Uno de los muchos ingredientes principales de Soberbia es, claro está, aceite de Argán 100% virgen y natural, suministrado directamente de la población de Agadir, reserva natural de los bosques de los Arganes en Marruecos.

 

Luminosidad, Sebo-reguladora, Textura

El Argán o Arganero (Argania Spinosa) es un árbol de la familia de los Sapotáceos que crece solamente en la parte suroeste de Marruecos, de sus frutos se extrae el aceite de Argán.
La etimología de “argán” tiene el significado de “árbol de madera pesada” o “árbol de madera de hierro”. Las tribus locales llamaron a este árbol mítico “el padre de todos”.

En caso de gran sequía, el argán pierde sus hojas para resistir a la evaporación y luego “se hace el muerto” y vuelve a la vida cuando aumenta el porcentaje de humedad.
Debido a su dureza y resistencia, es el símbolo de una fuerza que protege de todo mal, guardián de las almas y de los rebaños.
El bosque de arganes es el último baluarte frente al proceso de desertización y la progresión del Sahara.

Este aceite es una verdadera joya para el cuidado de la cara, del pelo, de las uñas y del cuerpo.
Los dermatólogos recomiendan el aceite de argán para aliviar las quemaduras del sol y para combatir enfermedades dermatológicas, como la neurodermitis y la psoriasis.
Los fenicios, por su luminosidad, lo usaban para alimentar sus lámparas de aceite. Los bereberes, lo han usado desde siempre por sus virtudes tanto cosméticas como alimentarias.

El Aceite de argán es el oro líquido de Marruecos y además de su uso en la cocina es apreciado por su efecto anti-edad, por la gran cantidad de antioxidantes y sus poderes curativos.
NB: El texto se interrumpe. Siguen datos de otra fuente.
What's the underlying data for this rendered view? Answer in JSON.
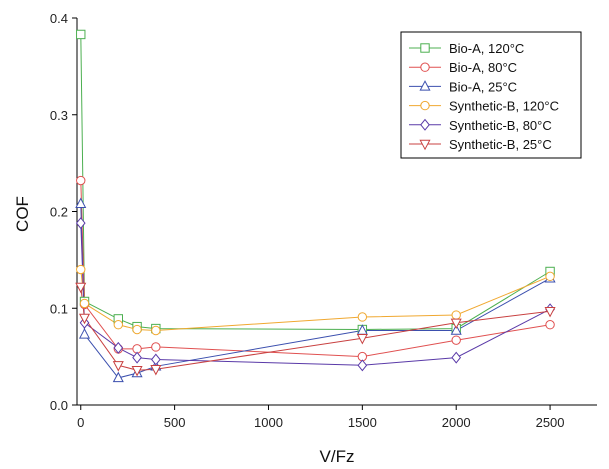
{
  "chart_data": {
    "type": "line",
    "xlabel": "V/Fz",
    "ylabel": "COF",
    "xlim": [
      -20,
      2750
    ],
    "ylim": [
      0,
      0.4
    ],
    "x_ticks": [
      0,
      500,
      1000,
      1500,
      2000,
      2500
    ],
    "x_tick_labels": [
      "0",
      "500",
      "1000",
      "1500",
      "2000",
      "2500"
    ],
    "y_ticks": [
      0.0,
      0.1,
      0.2,
      0.3,
      0.4
    ],
    "y_tick_labels": [
      "0.0",
      "0.1",
      "0.2",
      "0.3",
      "0.4"
    ],
    "grid": false,
    "legend_position": "top-right",
    "series": [
      {
        "name": "Bio-A, 120°C",
        "color": "#4caf50",
        "marker": "square",
        "x": [
          0,
          20,
          200,
          300,
          400,
          1500,
          2000,
          2500
        ],
        "y": [
          0.383,
          0.107,
          0.089,
          0.081,
          0.079,
          0.078,
          0.079,
          0.138
        ]
      },
      {
        "name": "Bio-A, 80°C",
        "color": "#e05050",
        "marker": "circle",
        "x": [
          0,
          20,
          200,
          300,
          400,
          1500,
          2000,
          2500
        ],
        "y": [
          0.232,
          0.104,
          0.058,
          0.058,
          0.06,
          0.05,
          0.067,
          0.083
        ]
      },
      {
        "name": "Bio-A, 25°C",
        "color": "#3b4fae",
        "marker": "triangle-up",
        "x": [
          0,
          20,
          200,
          300,
          400,
          1500,
          2000,
          2500
        ],
        "y": [
          0.208,
          0.073,
          0.028,
          0.033,
          0.04,
          0.077,
          0.077,
          0.131
        ]
      },
      {
        "name": "Synthetic-B, 120°C",
        "color": "#f0a830",
        "marker": "circle",
        "x": [
          0,
          20,
          200,
          300,
          400,
          1500,
          2000,
          2500
        ],
        "y": [
          0.14,
          0.105,
          0.083,
          0.078,
          0.077,
          0.091,
          0.093,
          0.133
        ]
      },
      {
        "name": "Synthetic-B, 80°C",
        "color": "#5a3aa8",
        "marker": "diamond",
        "x": [
          0,
          20,
          200,
          300,
          400,
          1500,
          2000,
          2500
        ],
        "y": [
          0.188,
          0.085,
          0.059,
          0.049,
          0.047,
          0.041,
          0.049,
          0.099
        ]
      },
      {
        "name": "Synthetic-B, 25°C",
        "color": "#c84040",
        "marker": "triangle-down",
        "x": [
          0,
          20,
          200,
          300,
          400,
          1500,
          2000,
          2500
        ],
        "y": [
          0.122,
          0.09,
          0.041,
          0.036,
          0.037,
          0.069,
          0.085,
          0.097
        ]
      }
    ]
  }
}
El árbol de argán y su aceite, fue declarado Patrimonio Universal por la UNESCO en 1999.
Ayuda a prevenir enfermedades cardiovasculares, así como para mejorar el funcionamiento del hígado.
Destaca por su poder para nutrir, hidratar y rejuvenecer nuestra piel, dotándola de gran luminosidad natural y actuando como un potente anti-arrugas.
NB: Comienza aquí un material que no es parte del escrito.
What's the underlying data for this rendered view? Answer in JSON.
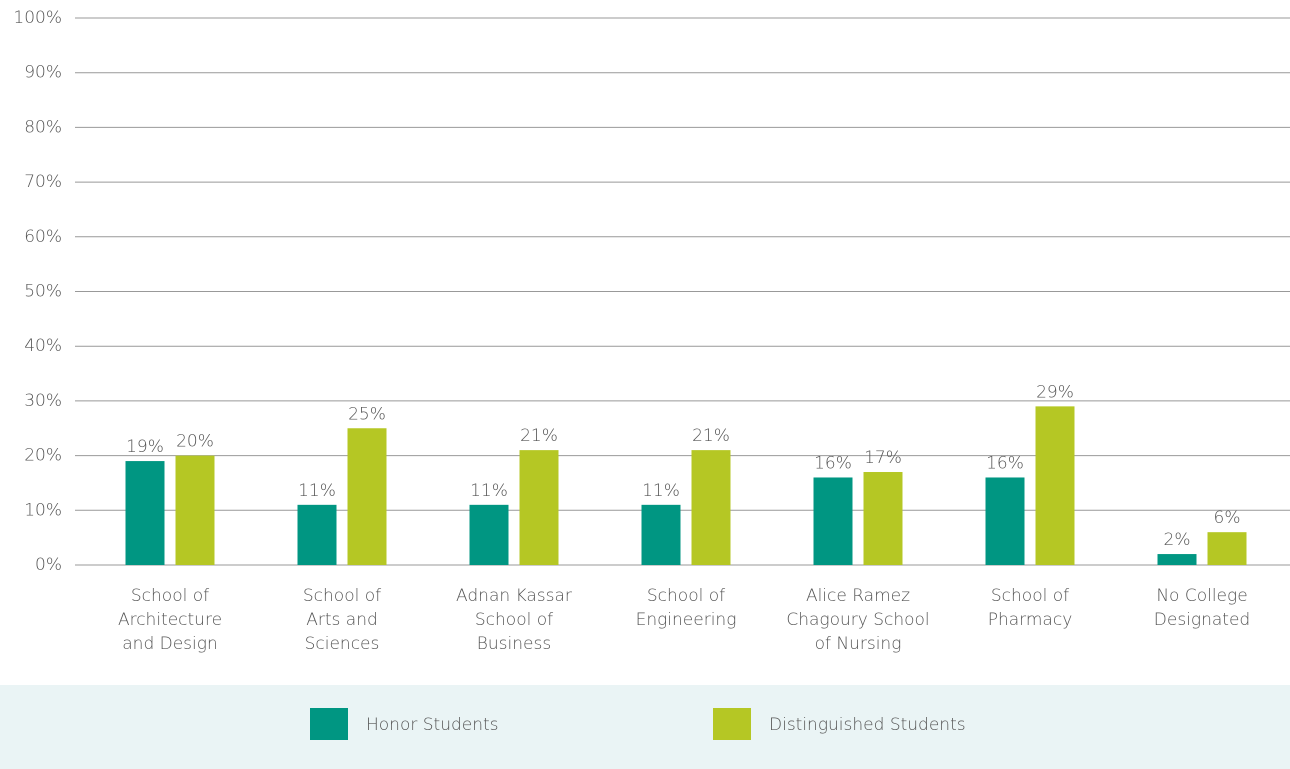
{
  "chart_data": {
    "type": "bar",
    "categories": [
      "School of\nArchitecture\nand Design",
      "School of\nArts and\nSciences",
      "Adnan Kassar\nSchool of\nBusiness",
      "School of\nEngineering",
      "Alice Ramez\nChagoury School\nof Nursing",
      "School of\nPharmacy",
      "No College\nDesignated"
    ],
    "series": [
      {
        "name": "Honor Students",
        "color": "#009682",
        "values": [
          19,
          11,
          11,
          11,
          16,
          16,
          2
        ],
        "value_labels": [
          "19%",
          "11%",
          "11%",
          "11%",
          "16%",
          "16%",
          "2%"
        ]
      },
      {
        "name": "Distinguished Students",
        "color": "#b5c724",
        "values": [
          20,
          25,
          21,
          21,
          17,
          29,
          6
        ],
        "value_labels": [
          "20%",
          "25%",
          "21%",
          "21%",
          "17%",
          "29%",
          "6%"
        ]
      }
    ],
    "ylim": [
      0,
      100
    ],
    "yticks": [
      {
        "value": 0,
        "label": "0%"
      },
      {
        "value": 10,
        "label": "10%"
      },
      {
        "value": 20,
        "label": "20%"
      },
      {
        "value": 30,
        "label": "30%"
      },
      {
        "value": 40,
        "label": "40%"
      },
      {
        "value": 50,
        "label": "50%"
      },
      {
        "value": 60,
        "label": "60%"
      },
      {
        "value": 70,
        "label": "70%"
      },
      {
        "value": 80,
        "label": "80%"
      },
      {
        "value": 90,
        "label": "90%"
      },
      {
        "value": 100,
        "label": "100%"
      }
    ],
    "grid": true,
    "legend": "bottom"
  }
}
Para extraer un litro de aceite de argán se necesitan 20 kg de sus granos.
Algunas tribus nómadas lo emplean como aceite en primer lugar, y después, una vez realizada la extracción, queda una pasta de color chocolate, denominada “amlou” que es muy dulce y sirve para realizar pan que se consume en el típico desayuno.
Es un aceite único, cuya eficacia, avalada por siglos de tradición, está siendo en la actualidad corroborada por la investigación científica.